Japanese rocket lifts off with international payload
A Japanese rocket carrying an Australian satellite lifted off from its pad on a remote island today, marking the first time the domestically developed H-2A has been launched with an international payload.
The black and orange rocket, which also carried a satellite designed to monitor the movement of whales, lifted off into blue skies from the Tanegashima Space Centre on a small, rocky isle off the coast of southern Japan.
Australia is the first country to entrust Japan with launching a satellite into space, and officials were hoping it would mark a major boost to Japan’s efforts to join the commercial satellite launching business.
Japan was not making any money this time, however.

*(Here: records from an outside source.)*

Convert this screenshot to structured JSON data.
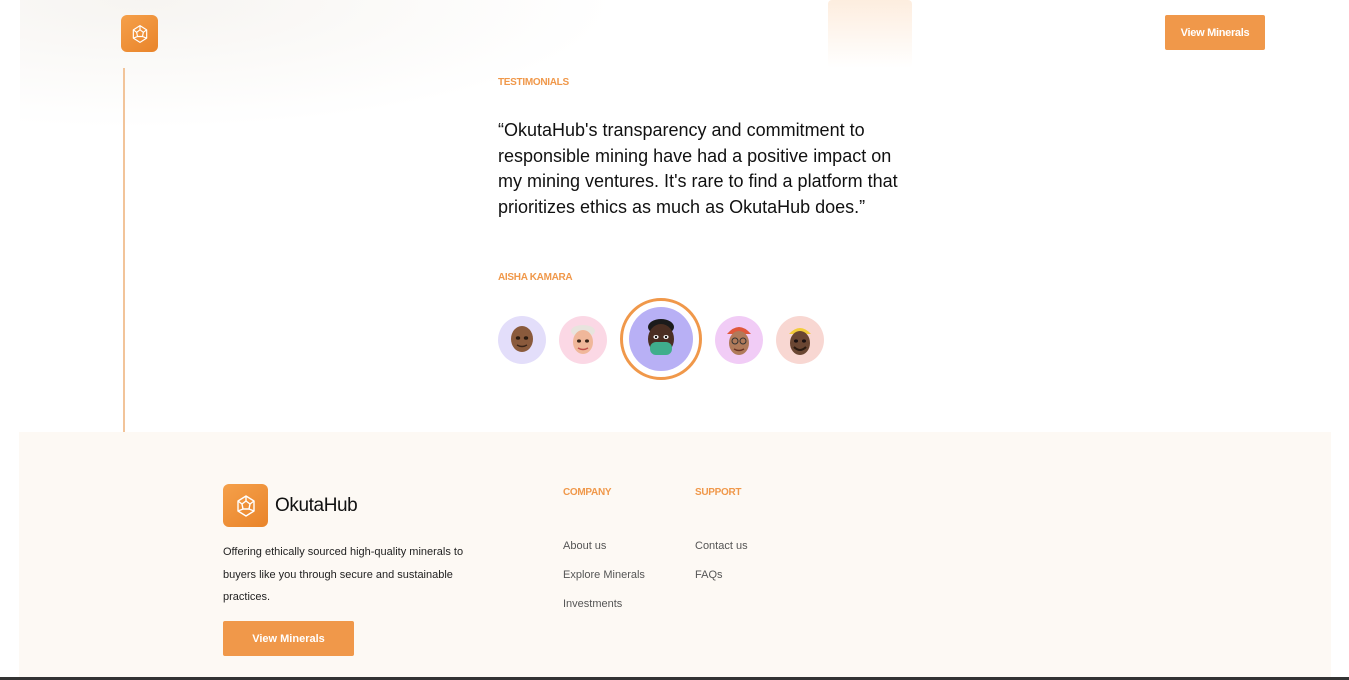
{
  "header": {
    "logo_icon": "gem-icon",
    "cta_label": "View Minerals"
  },
  "testimonials": {
    "section_label": "TESTIMONIALS",
    "quote": "“OkutaHub's transparency and commitment to responsible mining have had a positive impact on my mining ventures. It's rare to find a platform that prioritizes ethics as much as OkutaHub does.”",
    "author": "AISHA KAMARA",
    "avatars": [
      "avatar-memoji-1",
      "avatar-memoji-2",
      "avatar-memoji-3-selected",
      "avatar-memoji-4",
      "avatar-memoji-5"
    ]
  },
  "footer": {
    "brand": "OkutaHub",
    "description": "Offering ethically sourced high-quality minerals to buyers like you through secure and sustainable practices.",
    "cta_label": "View Minerals",
    "company": {
      "heading": "COMPANY",
      "links": [
        "About us",
        "Explore Minerals",
        "Investments"
      ]
    },
    "support": {
      "heading": "SUPPORT",
      "links": [
        "Contact us",
        "FAQs"
      ]
    }
  },
  "colors": {
    "accent": "#f0984a",
    "footer_bg": "#fdf9f4"
  }
}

It offered last year to put Australia’s satellite – the research pod, FedSat - into space as a gift for the centennial anniversary of Australia’s commonwealth government.
The 58-kilo FedSat has high-tech communication, space science, navigation and computing equipment and was intended to help bring broadband Internet services to remote parts of Australia. Data from its three-year mission was to be shared between the two nations.
The three Japanese satellites aboard included the Whale Ecology Observation Satellite, designed by a university to monitor the movements and behaviour of whales over the next one to two years, and another probe to observe global warming and environmental change.
The two-stage H-2A is the centrepiece of Japan’s space programme and the focus of its commercial satellite-launching hopes.
Today’s launch was the fourth for the H-2A, following launches in August 2001 and February and September of this year. Next year, it is scheduled to launch Japan’s first spy satellites into orbit.
Though the others were successful, the National Space Development Agency’s second H-2A mission in February was marred by the loss of a multi-million pound research probe.